Machine Learning — Look-ahead Bias
Understand the bias with a concrete example

The concept
In Data Science and Machine Learning, the look-ahead bias refers to a problem we could face and impact the performance of the model and predictions.
This bias is easy to understand but difficult to avoid because the model performance is often good during the training. So, you may see no visible issues.
In this article, I illustrate this bias with a simple example (build a supervised model to predict a product price). Afterward, we dive into explanations and tips to avoid it.
Example
To illustrate this bias, imagine you want to build a model to predict the price of a product. To train the model, you use a bunch of data such as:
- Product characteristics (The brand, weight, size, category of product)
- Historical data (Previous price, number of sales)
- Geographical data (The country in which the product is sold, the region)
- Customers reviews
- Consumer Characteristics (Customer age, preference)
- Etc.
During the training phase, you gather all those data, make feature engineering and start to train your machine learning models.
Afterwards, you start to evaluate your model. For that, there is the test dataset (containing products never seen by the model). The test dataset contains the price, the variable we want to predict.
To evaluate the model, you give the model the variables of the products (size, weight, country, etc.), then verify with different metrics (R2, MSE, etc.) that its predictions are accurate. From this moment you are very happy, you obtain great results.
Those great results make you feel the model is perfect. But it may not be the case at all.
I dive into explanations of the bias below.
Explanations
After training the model, we evaluated it. For that, we give the model some data never seen before (brand, product size, weight, etc.)
The bias can happen when we train the model with data that will not be available when we make predictions.
At the time of the prediction, we assume we have data like weight, size, and brand. But for a new product (not even marketed), the customer reviews are not available.
The model has been trained with customer reviews, while this data is never available for new products.
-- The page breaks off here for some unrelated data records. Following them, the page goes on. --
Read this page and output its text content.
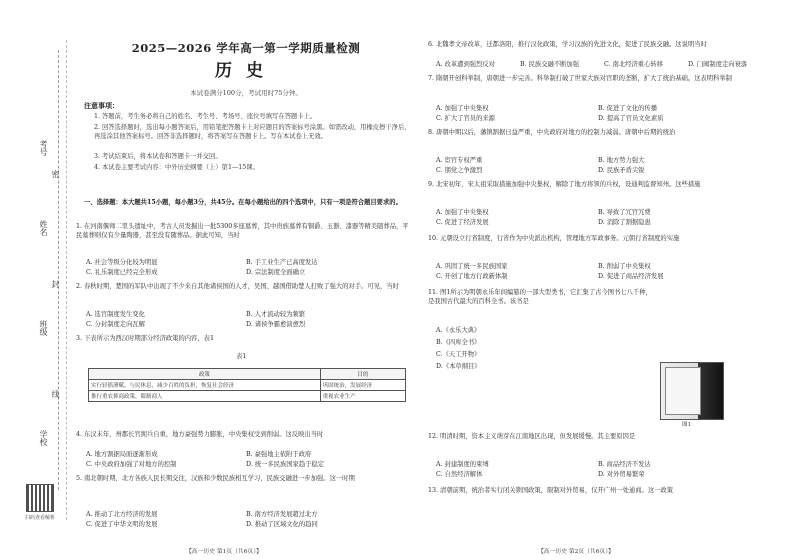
考号
姓名
班级
学校
密
封
线
扫码查看解析
2025—2026 学年高一第一学期质量检测
历史
本试卷满分100分，考试用时75分钟。
注意事项：
1. 答题前，考生务必将自己的姓名、考生号、考场号、座位号填写在答题卡上。
2. 回答选择题时，选出每小题答案后，用铅笔把答题卡上对应题目的答案标号涂黑。如需改动，用橡皮擦干净后，再选涂其他答案标号。回答非选择题时，将答案写在答题卡上。写在本试卷上无效。
3. 考试结束后，将本试卷和答题卡一并交回。
4. 本试卷主要考试内容：中外历史纲要（上）第1—15课。
一、选择题：本大题共15小题，每小题3分，共45分。在每小题给出的四个选项中，只有一项是符合题目要求的。
1. 在河南偃师二里头遗址中，考古人员发掘出一批5300多座墓葬，其中贵族墓葬有铜爵、玉器、漆器等精美随葬品，平民墓葬则仅有少量陶器，甚至没有随葬品。据此可知，当时
A. 社会等级分化较为明显	B. 手工业生产已高度发达
C. 礼乐制度已经完全形成	D. 宗法制度全面确立
2. 春秋时期，楚国的军队中出现了不少来自其他诸侯国的人才，吴国、越国借助楚人打败了强大的对手。可见，当时
A. 选官制度发生变化	B. 人才流动较为频繁
C. 分封制度走向瓦解	D. 诸侯争霸愈演愈烈
3. 下表所示为西汉时期部分经济政策的内容，表1
表1
政策	目的
实行轻徭薄赋，与民休息，减少百姓的负担，恢复社会经济	巩固统治，发展经济
推行重农抑商政策，限制商人	重视农业生产
4. 东汉末年，州郡长官拥兵自重，地方豪强势力膨胀，中央集权受到削弱。这反映出当时
A. 地方割据局面逐渐形成	B. 豪强地主依附于政府
C. 中央政府加强了对地方的控制	D. 统一多民族国家趋于稳定
5. 南北朝时期，北方各族人民长期交往，汉族和少数民族相互学习，民族交融进一步加强。这一时期
A. 推动了北方经济的发展	B. 南方经济发展超过北方
C. 促进了中华文明的发展	D. 推动了区域文化的趋同
【高一历史 第1页（共6页）】
6. 北魏孝文帝改革，迁都洛阳，推行汉化政策，学习汉族的先进文化，促进了民族交融。这说明当时
A. 改革遭到强烈反对	B. 民族交融不断加强	C. 南北经济重心转移	D. 门阀制度走向衰落
7. 隋朝开创科举制，唐朝进一步完善。科举制打破了世家大族对官职的垄断，扩大了统治基础。这表明科举制
A. 加强了中央集权	B. 促进了文化的传播
C. 扩大了官员的来源	D. 提高了官员文化素质
8. 唐朝中期以后，藩镇割据日益严重，中央政府对地方的控制力减弱。唐朝中后期的统治
A. 宦官专权严重	B. 地方势力强大
C. 朋党之争激烈	D. 民族矛盾尖锐
9. 北宋初年，宋太祖采取措施加强中央集权，解除了地方将领的兵权，设通判监督知州。这些措施
A. 加强了中央集权	B. 导致了冗官冗费
C. 促进了经济发展	D. 消除了割据隐患
10. 元朝设立行省制度，行省作为中央派出机构，管理地方军政事务。元朝行省制度的实施
A. 巩固了统一多民族国家	B. 削弱了中央集权
C. 开创了地方行政新体制	D. 促进了商品经济发展
11. 图1所示为明朝永乐年间编纂的一部大型类书，它汇集了古今图书七八千种，是我国古代最大的百科全书。该书是
A.《永乐大典》
B.《四库全书》
C.《天工开物》
D.《本草纲目》
12. 明清时期，资本主义萌芽在江南地区出现，但发展缓慢。其主要原因是
A. 封建制度的束缚	B. 商品经济不发达
C. 自然经济解体	D. 对外贸易繁荣
13. 清朝前期，统治者实行闭关锁国政策，限制对外贸易，仅开广州一处通商。这一政策
【高一历史 第2页（共6页）】
图1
Here is the bias.
Prevent the bais
Ensure the features (variables) you use are information available up to the time of prediction. You can document your data preprocessing steps and feature engineering to ensure other team members or stakeholders can review and identify potential lookahead bias.
Notes
This bias may look obvious with a simple example, but it may become more challenging when dealing with hundreds of features (variables) and data.
We assume that we face this bias by building a supervised model with a static dataset, but there are other techniques like unsupervised and reinforcement learning, in which you may not face that bias because they can incorporate unknown data in the model without retraining it.